Keynote #Tech - Google : aperçu de la gestion des services distribués chez Go...Paris Open Source Summit

How to Puppetize Google Cloud Platform - PuppetConf 2014Puppet

Putting the Fun into Functioning CI/CD with JHipsterGerard Gigliotti

App container rktXiaofeng Guo

Rex gke-clustreeRomain Vrignaud

The 2nd half. Scaling to the next^2Haggai Philip Zagury

DockerCon EU '17 - Dockerizing AureaŁukasz Piątkowski

ContainerDayVietnam2016: Django Development with DockerDocker-Hanoi

Similar to Lessons learned with kubernetes in productionat PlayPass (20)

PGConf.ASIA 2019 Bali - PostgreSQL on K8S at Zalando - Alexander Kukushkin

Best practices for optimizing Red Hat platforms for large scale datacenter de...

6 Months Sailing with Docker in Production

DCSF 19 Accelerating Docker Containers with NVIDIA GPUs

Deploying Kubernetes on GCP with Kubespray

Heroku to Kubernetes & Gihub to Gitlab success story

Tensorflow in Docker

Free GitOps Workshop + Intro to Kubernetes & GitOps

Sprint 161

Infrastructure Management in GCP

Debugging Go in Kubernetes

Environment management in a continuous delivery world (3)

Keynote #Tech - Google : aperçu de la gestion des services distribués chez Go...

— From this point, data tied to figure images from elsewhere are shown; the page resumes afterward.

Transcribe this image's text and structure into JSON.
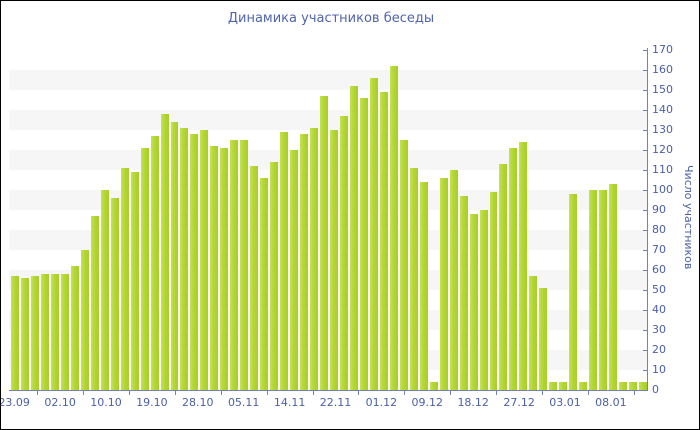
{
  "chart_data": {
    "type": "bar",
    "title": "Динамика участников беседы",
    "ylabel": "Число участников",
    "xlabel": "",
    "ylim": [
      0,
      170
    ],
    "ytick_step": 10,
    "grid": "alternating horizontal stripes every 10 units",
    "legend": "none",
    "bar_color": "#b3d733",
    "stripe_color": "#f6f6f6",
    "title_color": "#5064ae",
    "axis_color": "#7282b6",
    "label_color": "#4a5fa8",
    "x_labels": [
      "23.09",
      "02.10",
      "10.10",
      "19.10",
      "28.10",
      "05.11",
      "14.11",
      "22.11",
      "01.12",
      "09.12",
      "18.12",
      "27.12",
      "03.01",
      "08.01"
    ],
    "y_labels": [
      0,
      10,
      20,
      30,
      40,
      50,
      60,
      70,
      80,
      90,
      100,
      110,
      120,
      130,
      140,
      150,
      160,
      170
    ],
    "values": [
      57,
      56,
      57,
      58,
      58,
      58,
      62,
      70,
      87,
      100,
      96,
      111,
      109,
      121,
      127,
      138,
      134,
      131,
      128,
      130,
      122,
      121,
      125,
      125,
      112,
      106,
      114,
      129,
      120,
      128,
      131,
      147,
      130,
      137,
      152,
      146,
      156,
      149,
      162,
      125,
      111,
      104,
      4,
      106,
      110,
      97,
      88,
      90,
      99,
      113,
      121,
      124,
      57,
      51,
      4,
      4,
      98,
      4,
      100,
      100,
      103,
      4,
      4,
      4
    ]
  }
}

How to Puppetize Google Cloud Platform - PuppetConf 2014

Putting the Fun into Functioning CI/CD with JHipster

App container rkt

Rex gke-clustree

The 2nd half. Scaling to the next^2

DockerCon EU '17 - Dockerizing Aurea

ContainerDayVietnam2016: Django Development with Docker

Recently uploaded

Exploring the Best Video Editing App.pdfproinshot.com

The Ultimate Test Automation Guide_ Best Practices and Tips.pdfkalichargn70th171

CHEAP Call Girls in Pushp Vihar (-DELHI )🔝 9953056974🔝(=)/CALL GIRLS SERVICE9953056974 Low Rate Call Girls In Saket, Delhi NCR

A Secure and Reliable Document Management System is Essential.docxComplianceQuest1

%in kaalfontein+277-882-255-28 abortion pills for sale in kaalfonteinmasabamasaba

10 Trends Likely to Shape Enterprise Technology in 2024Mind IT Systems

BUS PASS MANGEMENT SYSTEM USING PHP.pptxalwaysnagaraju26

The Top App Development Trends Shaping the Industry in 2024-25 .pdfayushiqss

Microsoft AI Transformation Partner Playbook.pdfWilly Marroquin (WillyDevNET)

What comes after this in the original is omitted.